Quando acabou o jantar, o cavalo, meu amo, chamou-me em particular e, por meio de sinais acompanhados de algumas palavras, fez-me compreender o pesar que sentia por ver que eu não comia, não achando coisa alguma que fosse do meu agrado. Hlunnh, na sua linguagem, queria dizer aveia. Pronunciei esta palavra duas ou três vezes, porque, embora a princípio tivesse recusado a aveia, depois de haver refletido julguei poder fazer dela uma espécie de alimento, misturando-a com leite. Isso me sustentaria até que se me proporcionasse ensejo propício para me escapar e encontrasse indivíduos da minha espécie. Logo o cavalo deu ordem a uma criada, que era uma bonita égua, para que trouxesse uma boa porção de aveia em um prato de madeira. Fiz torrar esta aveia, consoante me foi possível; em seguida, esfreguei-a até que ficasse completamente descascada, depois tratei de a padejar e coloquei-a sobre duas pedras para a esmagar: arranjei água, e fiz dela uma espécie de bolo que cozi e que comi quente, misturado em leite.
A princípio, foi para mim uma iguaria muito insípida (embora seja um alimento muito usado em alguns pontos da Europa); mas, habituei-me com o tempo e, tendo-me encontrado bastantes vezes na minha vida reduzido a circunstâncias difíceis, não era a primeira vez que percebia que pouco era preciso para contentar as necessidades da natureza e que o corpo a tudo se habitua. Observarei aqui que, enquanto permaneci no país dos cavalos, não sofri a menor indisposição. Verdade é que, algumas vezes, ia à caça dos coelhos e das aves, que apanhava com armadilhas feitas de cabelos dos Yahus; outras vezes, colhia ervas, que fazia cozer, ou que comia como salada, e, de vez em quando, fabricava manteiga.
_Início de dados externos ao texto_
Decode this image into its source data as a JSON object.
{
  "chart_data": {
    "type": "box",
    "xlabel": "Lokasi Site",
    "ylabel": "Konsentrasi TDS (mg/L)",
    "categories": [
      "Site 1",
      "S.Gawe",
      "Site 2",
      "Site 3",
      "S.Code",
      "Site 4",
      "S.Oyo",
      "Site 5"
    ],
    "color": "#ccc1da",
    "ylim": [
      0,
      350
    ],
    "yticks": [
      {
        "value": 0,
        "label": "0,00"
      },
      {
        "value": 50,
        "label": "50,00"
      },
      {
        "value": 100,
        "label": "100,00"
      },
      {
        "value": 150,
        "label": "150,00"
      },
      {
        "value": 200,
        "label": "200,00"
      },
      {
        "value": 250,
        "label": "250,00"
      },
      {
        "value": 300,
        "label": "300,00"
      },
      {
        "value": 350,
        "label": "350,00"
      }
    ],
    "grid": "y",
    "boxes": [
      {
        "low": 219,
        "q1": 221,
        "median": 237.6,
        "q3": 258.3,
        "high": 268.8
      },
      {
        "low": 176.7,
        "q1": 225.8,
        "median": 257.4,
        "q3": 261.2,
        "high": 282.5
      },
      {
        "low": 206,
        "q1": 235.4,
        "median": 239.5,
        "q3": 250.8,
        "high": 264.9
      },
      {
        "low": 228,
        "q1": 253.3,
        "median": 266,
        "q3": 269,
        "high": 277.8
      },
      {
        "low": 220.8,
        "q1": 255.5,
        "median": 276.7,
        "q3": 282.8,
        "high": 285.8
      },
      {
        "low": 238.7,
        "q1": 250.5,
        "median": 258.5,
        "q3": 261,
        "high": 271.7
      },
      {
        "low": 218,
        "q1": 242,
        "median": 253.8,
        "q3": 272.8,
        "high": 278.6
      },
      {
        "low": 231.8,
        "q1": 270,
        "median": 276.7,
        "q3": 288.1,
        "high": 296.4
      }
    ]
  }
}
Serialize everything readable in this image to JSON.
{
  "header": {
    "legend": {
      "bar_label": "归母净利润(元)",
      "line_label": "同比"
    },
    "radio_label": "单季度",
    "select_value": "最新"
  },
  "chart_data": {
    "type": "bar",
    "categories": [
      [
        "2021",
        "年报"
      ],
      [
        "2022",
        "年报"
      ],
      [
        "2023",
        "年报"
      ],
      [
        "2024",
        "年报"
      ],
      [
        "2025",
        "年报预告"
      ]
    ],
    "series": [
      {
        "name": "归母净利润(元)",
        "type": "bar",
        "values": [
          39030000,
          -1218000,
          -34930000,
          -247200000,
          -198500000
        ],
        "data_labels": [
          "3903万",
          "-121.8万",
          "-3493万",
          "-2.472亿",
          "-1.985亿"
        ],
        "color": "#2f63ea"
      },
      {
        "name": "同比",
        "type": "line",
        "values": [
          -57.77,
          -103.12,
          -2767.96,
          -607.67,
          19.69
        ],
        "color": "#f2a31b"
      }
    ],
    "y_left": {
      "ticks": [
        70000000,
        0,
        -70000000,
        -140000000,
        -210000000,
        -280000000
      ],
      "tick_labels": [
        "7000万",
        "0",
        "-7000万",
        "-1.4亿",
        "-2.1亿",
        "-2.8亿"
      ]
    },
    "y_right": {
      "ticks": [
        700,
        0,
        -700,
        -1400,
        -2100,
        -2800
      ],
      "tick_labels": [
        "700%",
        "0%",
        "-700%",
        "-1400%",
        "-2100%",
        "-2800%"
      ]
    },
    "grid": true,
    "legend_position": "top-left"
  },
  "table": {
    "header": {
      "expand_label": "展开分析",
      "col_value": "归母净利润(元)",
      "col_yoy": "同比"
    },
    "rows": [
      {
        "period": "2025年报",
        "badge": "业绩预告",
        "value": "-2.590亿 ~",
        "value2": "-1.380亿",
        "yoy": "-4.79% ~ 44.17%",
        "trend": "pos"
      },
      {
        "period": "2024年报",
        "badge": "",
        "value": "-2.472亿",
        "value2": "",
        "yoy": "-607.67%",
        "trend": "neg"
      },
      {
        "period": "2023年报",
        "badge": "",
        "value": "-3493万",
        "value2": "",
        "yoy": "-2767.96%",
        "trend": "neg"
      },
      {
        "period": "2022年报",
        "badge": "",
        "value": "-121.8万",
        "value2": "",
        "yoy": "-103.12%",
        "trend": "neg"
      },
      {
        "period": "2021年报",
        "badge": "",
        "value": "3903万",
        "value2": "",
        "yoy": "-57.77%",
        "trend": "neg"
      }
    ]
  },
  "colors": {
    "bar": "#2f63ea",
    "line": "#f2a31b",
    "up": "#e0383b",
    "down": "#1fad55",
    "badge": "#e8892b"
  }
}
O que a princípio me causava desgosto era a falta de sal; acostumei-me, porém, a passar sem ele; daqui depreendo que o uso do sal é efeito da nossa intemperança e apenas foi produzido para excitar a beber, porque é bom que se note que o homem é o único animal que tempera com sal tudo o que come. Quanto a mim, ao deixar este país, tive certo custo em tornar a usá-lo.
Creio que já falei bastante a respeito do meu sustento. Se me alongasse muito mais sobre esse assunto, parece-me que faria o que fez, nas suas relações, a maioria dos viajantes, que imagina coisa de grande valia para o leitor saber se tem bom ou mau passadio.
Seja como for, suponho que este sucinto pormenor da minha alimentação era necessário para impedir que se imaginasse que me foi impossível alimentar-me durante três anos de permanência em tal país e com semelhantes habitantes.
À tarde, o cavalo, meu amo, mandou-me dar um quarto a seis passos da casa e separado do alojamento dos Yahus. Estendi alguns fardos de palha e cobri-me com o meu casaco, de maneira que passei uma noite magnífica, dormindo tranqüilamente. Nas seguintes passei melhor, como o leitor verá daqui a pouco, quando lhe falar da maneira de viver nesse país.